(Sumerian Records, 2014)
Tracklist:
1.Wasteland
2. Rapture in Exile
3.The Misery We Make
4. Infinite Eyes
5. Futurist
6. The Great Oppressor
7. Anti-Axis
8. By The Starlight
9. Lost for Life
10. The Goddess Figure
11. Beneath the Blackening Sky
12. Hypatia Rising
13. Departue
Ogni disco va preso per quello che è, ma diventa troppo difficile distogliere lo sguardo da chi compone certe opere. Fa male ultimamente ascoltare certe “robe” (il termine non è casuale) e trovare a fianco nomi importanti. Alcuni invece continuano senza sosta nel loro cammino, portando avanti i motivi che bene o male li hanno spinti a suonare. C’è chi lo fa montandosi la testa e creando un’aura di “super-io”, altri invece che in sordina portano alla luce sempre degli ottimi lavori: è il caso di questo omonimo ottavo album dei californiani Darkest Hour.
La loro miscela melodic death con qualche spruzzata di -core ha sempre fatto successo pur non entrando con omaggi nell’Olimpo del Metallo. I ragazzi non si sono certo disperati per questo e ora li ritroviamo in questo piovoso 2014 con un disco intitolato Darkest Hour per l’appunto, come per sancire il fatto che finora non hanno mai svoltato le spalle ai propri fan ma soprattutto a loro stessi. In questo episodio discografico troviamo dietro le pelli Travis Orbin (ex-Periphery), che senza particolari problemi esegue al meglio il lavoro inserendo ottimi fill. A reggere il moniker Darkest Hour dal ’95 rimangono Mike alla chitarra e John alla voce, nessuna paura quindi per gli affezionati.

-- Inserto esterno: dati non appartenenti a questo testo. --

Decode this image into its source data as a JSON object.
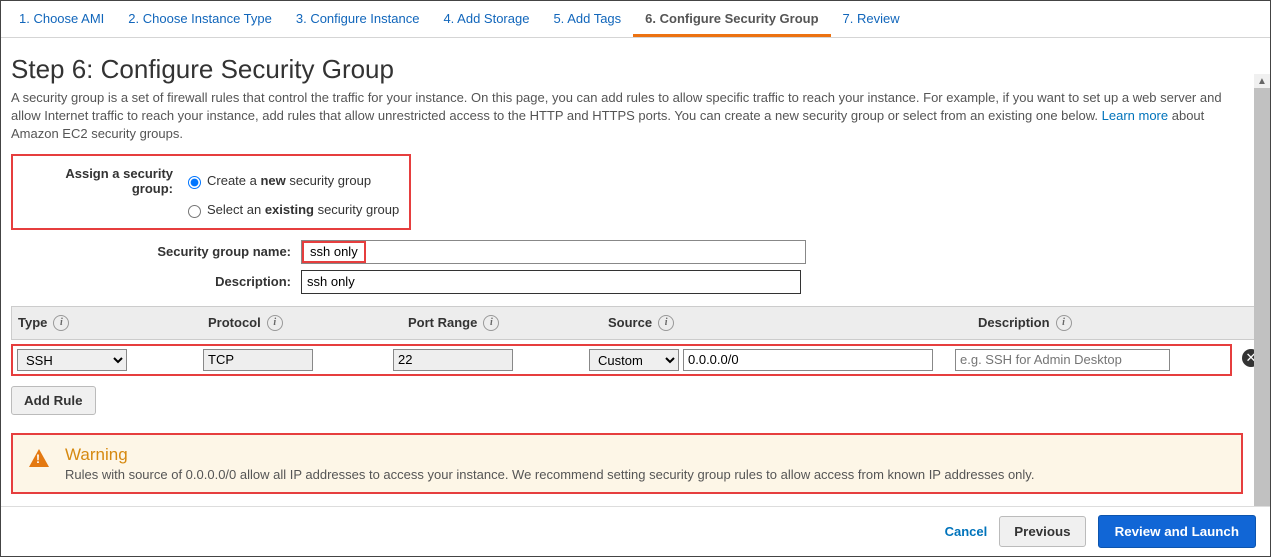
{
  "tabs": [
    {
      "label": "1. Choose AMI"
    },
    {
      "label": "2. Choose Instance Type"
    },
    {
      "label": "3. Configure Instance"
    },
    {
      "label": "4. Add Storage"
    },
    {
      "label": "5. Add Tags"
    },
    {
      "label": "6. Configure Security Group"
    },
    {
      "label": "7. Review"
    }
  ],
  "active_tab_index": 5,
  "heading": "Step 6: Configure Security Group",
  "description_pre": "A security group is a set of firewall rules that control the traffic for your instance. On this page, you can add rules to allow specific traffic to reach your instance. For example, if you want to set up a web server and allow Internet traffic to reach your instance, add rules that allow unrestricted access to the HTTP and HTTPS ports. You can create a new security group or select from an existing one below. ",
  "learn_more": "Learn more",
  "description_post": " about Amazon EC2 security groups.",
  "assign_label": "Assign a security group:",
  "radio_create_pre": "Create a ",
  "radio_create_bold": "new",
  "radio_create_post": " security group",
  "radio_select_pre": "Select an ",
  "radio_select_bold": "existing",
  "radio_select_post": " security group",
  "radio_selected": "create",
  "name_label": "Security group name:",
  "name_value": "ssh only",
  "desc_label": "Description:",
  "desc_value": "ssh only",
  "columns": {
    "type": "Type",
    "protocol": "Protocol",
    "port": "Port Range",
    "source": "Source",
    "description": "Description"
  },
  "rule": {
    "type": "SSH",
    "protocol": "TCP",
    "port": "22",
    "source_mode": "Custom",
    "source_value": "0.0.0.0/0",
    "description_placeholder": "e.g. SSH for Admin Desktop"
  },
  "add_rule": "Add Rule",
  "warning": {
    "title": "Warning",
    "text": "Rules with source of 0.0.0.0/0 allow all IP addresses to access your instance. We recommend setting security group rules to allow access from known IP addresses only."
  },
  "footer": {
    "cancel": "Cancel",
    "previous": "Previous",
    "review": "Review and Launch"
  }
}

Il disco si mantiene su livelli incessanti e particolarmente vari nei riff per le prime sei tracce, che scivolano nelle nostre orecchie senza nessunissimo problema. Risalta soprattutto “Futurist”, dotata di un’energia trascinante; diciamo una traccia à la As I Lay Dying degli ultimi dischi, ma decisamente strutturata meglio e più piacevole all’ascolto, soprattutto grazie alle doti canore di John. Un’aria più malinconica ha “The Misery We Make” alla posizione #3, traccia però molto piacevole e piena di pathos. Di un certo impatto sicuramente è il missaggio, che pur essendo moderno riesce a non cadere in quei suoni finti ed elettronici che affliggono i lavori di molte band odierne. Una batteria profonda ma nel contempo secca, chitarre violente con una buona dose di volumi medi riescono a graffiare nel giusto modo i nostri timpani lasciandoci un ascolto pieno e soddisfacente. Continuando a parlare di questo Darkest Hour possiamo trovare altri brani di un certo rilievo, come l’ottava traccia in scaletta “By the Starlight”, con una preziosa featuring di Draemings, che a parer mio assume il ruolo di canzone più melodica dell’album senza comunque trascurare dalla metà in poi la parte cattiva. Da qua in avanti è una perfetta escalation di brutalità e violenza sonora classica targata Darkest Hour, con episodi notevoli come “Lost for Life” o la successiva “The Goddess Figure”.
Tirando le somme tutto sommato non si può far altro che accogliere a braccia aperte questo disco, che potrebbe far acquistare alla band nuovi fan. Di certo non stiamo ascoltando il disco dell’anno e nemmeno dobbiamo considerare questo lavoro come manna dal cielo, semplicemente i Darkest Hour non deludono le aspettative. Un ascolto quindi non lo si può negare.